Pierceson Coody had climbed into his hotel room bed by 6:30 p.m., on Friday night and he didn’t move again. He was already six rounds into the Western Amateur and faced the possibility of a third consecutive 36-hole day on Saturday.
This is why they call the Western one of the most grueling events of the summer.
In the end, Coody prevailed at Crooked Stick Golf Club in Carmel, Indiana, warming up as the day went on before eventually dispatching Rasmus Neergaard-Petersen in the afternoon’s final match, 2 and 1.
It was a soggy week in Indiana, with constant rain – or the threat of rain – impacting most of the championship. Coody had his dad Kyle on the bag, and he endured a 138-hole workout right alongside his son. Both were grateful for a push cart by Saturday because, as Pierceson said, “carrying it would have been insane – brutal.”
If there’s a man who knows the weight a Western Amateur title carries, it’s Kyle. He played the event in the 1980s – played many events on the summer amateur circuit, in fact – and knows “everything about the Western Am and what it means. And what it means to (Pierceson).”

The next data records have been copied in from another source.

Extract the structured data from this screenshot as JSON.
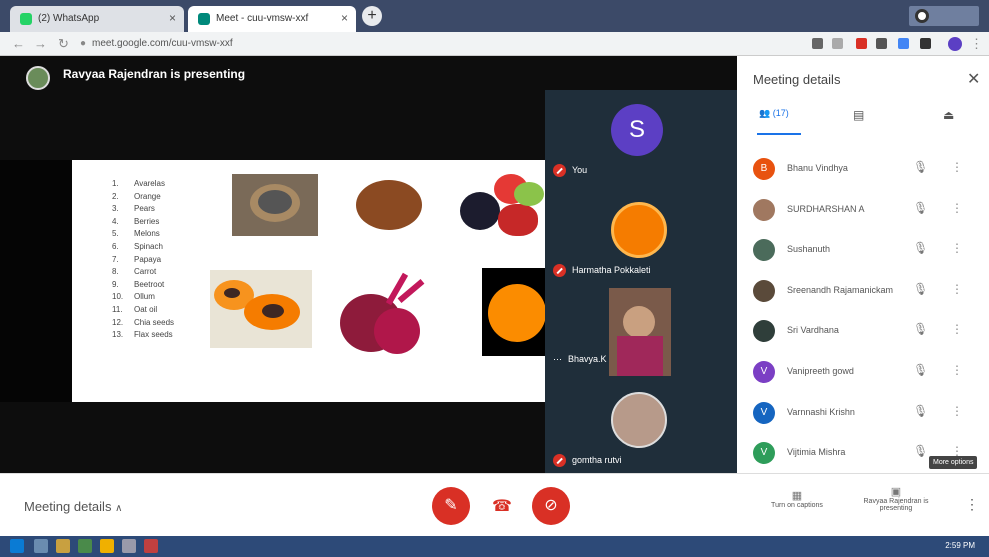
{
  "browser": {
    "tabs": [
      {
        "title": "(2) WhatsApp",
        "icon": "whatsapp-icon",
        "color": "#25d366"
      },
      {
        "title": "Meet - cuu-vmsw-xxf",
        "icon": "meet-icon",
        "color": "#00897b"
      }
    ],
    "url": "meet.google.com/cuu-vmsw-xxf"
  },
  "stage": {
    "presenter_text": "Ravyaa Rajendran is presenting",
    "slide_list": [
      {
        "num": "1.",
        "item": "Avarelas"
      },
      {
        "num": "2.",
        "item": "Orange"
      },
      {
        "num": "3.",
        "item": "Pears"
      },
      {
        "num": "4.",
        "item": "Berries"
      },
      {
        "num": "5.",
        "item": "Melons"
      },
      {
        "num": "6.",
        "item": "Spinach"
      },
      {
        "num": "7.",
        "item": "Papaya"
      },
      {
        "num": "8.",
        "item": "Carrot"
      },
      {
        "num": "9.",
        "item": "Beetroot"
      },
      {
        "num": "10.",
        "item": "Ollum"
      },
      {
        "num": "11.",
        "item": "Oat oil"
      },
      {
        "num": "12.",
        "item": "Chia seeds"
      },
      {
        "num": "13.",
        "item": "Flax seeds"
      }
    ]
  },
  "tiles": [
    {
      "name": "You",
      "initial": "S",
      "color": "#5c3fc4"
    },
    {
      "name": "Harmatha Pokkaleti"
    },
    {
      "name": "Bhavya.K"
    },
    {
      "name": "gomtha rutvi"
    }
  ],
  "panel": {
    "title": "Meeting details",
    "people_count": "(17)",
    "participants": [
      {
        "name": "Bhanu Vindhya",
        "initial": "B",
        "color": "#e8520f"
      },
      {
        "name": "SURDHARSHAN A",
        "initial": "",
        "color": "#a07860"
      },
      {
        "name": "Sushanuth",
        "initial": "",
        "color": "#4b6b5b"
      },
      {
        "name": "Sreenandh Rajamanickam",
        "initial": "",
        "color": "#5a4a3a"
      },
      {
        "name": "Sri Vardhana",
        "initial": "",
        "color": "#2f3e3a"
      },
      {
        "name": "Vanipreeth gowd",
        "initial": "V",
        "color": "#7b3fc4"
      },
      {
        "name": "Varnnashi Krishn",
        "initial": "V",
        "color": "#1565c0"
      },
      {
        "name": "Vijtimia Mishra",
        "initial": "V",
        "color": "#2e9d5a"
      }
    ],
    "tooltip": "More options"
  },
  "bottom": {
    "meeting_details": "Meeting details",
    "caption_label": "Turn on captions",
    "present_label": "Ravyaa Rajendran is presenting"
  },
  "taskbar": {
    "time": "2:59 PM"
  }
}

“All these amateur events we keep coming back to,” Pierceson Coody said, “like (Point O’Woods) was last year, that’s where he played this tournament. It’s so cool being able to have him with me and the experience of just playing high-level competitive golf he brings.”
Coody landed in 10th on the stroke-play leaderboard after rounds of 71-71-73-69. From there, he had to take the rest of the week in chunks.
“You have to play a mind game with yourself,” he said. “Like, ‘Alright, I’m going to play 18.’”
In the very first match against Alexander Yang, Coody was 2 down through 11 and felt his game wasn’t there. But a birdie on No. 12 followed by a par on No. 13 and then another chip-in par on No. 13 allowed him to square it. He won on the 17th hole.
Other than at the NCAA Championship and the U.S. Amateur, there aren’t many other amateur events that feature match play. Coody was part of the Texas team that finished runner-up at the 2019 NCAA Championship. He made it to the third round of match play at the U.S. Amateur last year.
After the match against Yang at Crooked Stick, Coody settled down.
“It just could not have gone better for me after that moment,” he said.
His dad remained a reassuring voice when he needed it, which wasn’t often.
“We get along great, he pretty much does everything on his own and then he’ll call me in if he feels unsure about something,” Kyle Coody said. “But he’s a fast player, he’s a committed player. When he sees it, he just goes with it.”
Coody proceeded to knock out Connor Creasy and George Duangmanee on his way to meeting Oklahoma State’s Neergaard-Petersen in the final match. Considering that both players compete in the Big 12, they’re familiar with each other’s games. Coody figures he has played eight or nine of the same tournaments as Neergaard-Petersen, drawing him in the same pairing twice.
Texas players have a long history of success at the Western Am. Most recently, teammate Cole Hammer won in 2018, but Justin Leonard and Ben Crenshaw are also on the list.
Overall, Coody is the seventh Longhorn to win the event.
“I knew my game was there for this week,” Coody said, “and I just had to let it go.”
Lance Ringler contributed reporting.